Query Example - Word CountΒΆ
Let us see how we can perform word count using Spark SQL. Using word count as an example we will understand how we can come up with the solution using pre-defined functions available.
Let us start spark context for this Notebook so that we can execute the code provided. You can sign up for our 10 node state of the art cluster/labs to learn Spark SQL using our unique integrated LMS.
val username = System.getProperty("user.name")
import org.apache.spark.sql.SparkSession
val username = System.getProperty("user.name")
val spark = SparkSession.
builder.
config("spark.ui.port", "0").
config("spark.sql.warehouse.dir", s"/user/${username}/warehouse").
enableHiveSupport.
appName(s"${username} | Spark SQL - Predefined Functions").
master("yarn").
getOrCreate
If you are going to use CLIs, you can use Spark SQL using one of the 3 approaches.
Using Spark SQL
spark2-sql \
--master yarn \
--conf spark.ui.port=0 \
--conf spark.sql.warehouse.dir=/user/${USER}/warehouse
Using Scala
spark2-shell \
--master yarn \
--conf spark.ui.port=0 \
--conf spark.sql.warehouse.dir=/user/${USER}/warehouse
Using Pyspark
pyspark2 \
--master yarn \
--conf spark.ui.port=0 \
--conf spark.sql.warehouse.dir=/user/${USER}/warehouse
Create table by name lines.
Insert data into the table.
Split lines into array of words.
Explode array of words from each line into individual records.

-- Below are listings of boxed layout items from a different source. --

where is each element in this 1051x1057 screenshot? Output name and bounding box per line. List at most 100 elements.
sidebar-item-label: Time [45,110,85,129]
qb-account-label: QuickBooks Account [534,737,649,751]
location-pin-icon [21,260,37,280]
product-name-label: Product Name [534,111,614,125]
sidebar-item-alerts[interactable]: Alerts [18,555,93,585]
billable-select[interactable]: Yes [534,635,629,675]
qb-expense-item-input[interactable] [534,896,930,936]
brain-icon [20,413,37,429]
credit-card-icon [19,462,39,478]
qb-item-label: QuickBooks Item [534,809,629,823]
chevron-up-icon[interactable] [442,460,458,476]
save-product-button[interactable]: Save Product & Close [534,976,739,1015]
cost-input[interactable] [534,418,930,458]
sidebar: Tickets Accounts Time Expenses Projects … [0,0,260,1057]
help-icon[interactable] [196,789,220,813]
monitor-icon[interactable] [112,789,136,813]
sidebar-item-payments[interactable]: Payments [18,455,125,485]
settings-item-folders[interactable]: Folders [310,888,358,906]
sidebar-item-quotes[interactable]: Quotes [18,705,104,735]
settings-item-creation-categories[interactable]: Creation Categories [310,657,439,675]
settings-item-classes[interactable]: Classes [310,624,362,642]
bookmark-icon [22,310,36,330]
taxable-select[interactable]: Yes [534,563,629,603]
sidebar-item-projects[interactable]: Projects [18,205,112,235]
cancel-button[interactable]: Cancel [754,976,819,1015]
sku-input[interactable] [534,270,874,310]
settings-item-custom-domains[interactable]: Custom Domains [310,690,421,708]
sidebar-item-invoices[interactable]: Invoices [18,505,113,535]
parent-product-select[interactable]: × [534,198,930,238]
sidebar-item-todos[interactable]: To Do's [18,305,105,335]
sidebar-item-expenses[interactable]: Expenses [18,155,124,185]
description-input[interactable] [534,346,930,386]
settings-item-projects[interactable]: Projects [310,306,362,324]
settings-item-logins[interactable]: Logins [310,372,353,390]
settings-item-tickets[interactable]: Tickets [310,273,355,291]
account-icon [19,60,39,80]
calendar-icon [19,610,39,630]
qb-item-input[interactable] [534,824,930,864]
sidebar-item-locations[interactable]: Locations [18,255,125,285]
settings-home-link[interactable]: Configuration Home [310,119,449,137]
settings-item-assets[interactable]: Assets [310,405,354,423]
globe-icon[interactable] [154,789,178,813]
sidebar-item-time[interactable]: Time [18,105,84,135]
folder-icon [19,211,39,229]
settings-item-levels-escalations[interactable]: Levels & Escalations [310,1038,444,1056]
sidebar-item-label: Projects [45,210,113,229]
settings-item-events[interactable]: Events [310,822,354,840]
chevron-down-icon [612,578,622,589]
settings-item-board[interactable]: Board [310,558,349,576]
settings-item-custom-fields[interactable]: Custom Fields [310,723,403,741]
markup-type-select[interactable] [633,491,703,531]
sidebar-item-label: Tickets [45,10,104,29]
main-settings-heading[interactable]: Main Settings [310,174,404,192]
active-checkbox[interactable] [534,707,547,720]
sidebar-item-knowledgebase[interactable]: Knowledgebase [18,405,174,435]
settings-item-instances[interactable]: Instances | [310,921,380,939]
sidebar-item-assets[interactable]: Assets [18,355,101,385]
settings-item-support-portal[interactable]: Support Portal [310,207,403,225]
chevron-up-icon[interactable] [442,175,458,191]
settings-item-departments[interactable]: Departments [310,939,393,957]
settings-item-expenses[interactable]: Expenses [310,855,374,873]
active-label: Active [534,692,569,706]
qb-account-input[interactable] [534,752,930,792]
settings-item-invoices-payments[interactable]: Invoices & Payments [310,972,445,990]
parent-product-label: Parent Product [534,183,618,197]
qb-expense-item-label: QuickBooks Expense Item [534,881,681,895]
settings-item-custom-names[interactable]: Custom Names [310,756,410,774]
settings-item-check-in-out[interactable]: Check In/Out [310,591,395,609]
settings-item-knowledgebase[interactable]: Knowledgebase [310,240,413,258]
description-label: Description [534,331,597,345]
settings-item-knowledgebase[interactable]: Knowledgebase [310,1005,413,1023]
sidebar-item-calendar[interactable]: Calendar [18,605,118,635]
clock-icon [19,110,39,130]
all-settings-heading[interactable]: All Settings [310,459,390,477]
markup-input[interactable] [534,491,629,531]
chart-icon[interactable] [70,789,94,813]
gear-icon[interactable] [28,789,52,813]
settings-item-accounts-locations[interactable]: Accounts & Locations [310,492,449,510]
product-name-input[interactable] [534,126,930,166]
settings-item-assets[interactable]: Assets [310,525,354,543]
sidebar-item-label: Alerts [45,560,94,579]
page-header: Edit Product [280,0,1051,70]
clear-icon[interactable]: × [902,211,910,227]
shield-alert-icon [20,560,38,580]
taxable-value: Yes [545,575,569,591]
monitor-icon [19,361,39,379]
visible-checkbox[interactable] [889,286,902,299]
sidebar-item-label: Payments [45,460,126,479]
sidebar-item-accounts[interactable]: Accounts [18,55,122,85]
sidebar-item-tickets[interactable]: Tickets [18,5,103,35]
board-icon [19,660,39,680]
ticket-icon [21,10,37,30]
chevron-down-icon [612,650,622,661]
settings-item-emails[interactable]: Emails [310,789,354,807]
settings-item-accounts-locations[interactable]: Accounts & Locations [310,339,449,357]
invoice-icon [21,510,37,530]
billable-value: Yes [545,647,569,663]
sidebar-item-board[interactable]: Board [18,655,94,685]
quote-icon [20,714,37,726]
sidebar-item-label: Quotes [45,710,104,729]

Use group by and get the count. We cannot use
GROUP BY
directly on exploded records and hence we need to use nested sub query.
%%sql
DROP DATABASE IF EXISTS itversity_demo CASCADE
%%sql
CREATE DATABASE IF NOT EXISTS itversity_demo
%%sql
USE itversity_demo
%%sql
CREATE TABLE lines (s STRING)
%%sql
INSERT INTO lines VALUES
('Hello World'),
('How are you'),
('Let us perform the word count'),
('The definition of word count is'),
('to get the count of each word from this data')
%%sql
SELECT * FROM lines
%%sql
SELECT split(s, ' ') AS word_array FROM lines
spark.sql("SHOW functions").show(300, false)
%%sql
SELECT explode(split(s, ' ')) AS words FROM lines
%%sql
SELECT count(1) FROM (SELECT explode(split(s, ' ')) AS words FROM lines)
%%sql
SELECT explode(split(s, ' ')) AS words, count(1) FROM lines
GROUP BY explode(split(s, ' '))
%%sql
SELECT word, count(1) FROM (
SELECT explode(split(s, ' ')) AS word FROM lines
) q
GROUP BY word
%%sql
SELECT count(1) FROM
(
SELECT word, count(1) FROM (
SELECT explode(split(s, ' ')) AS word FROM lines
) q
GROUP BY word
)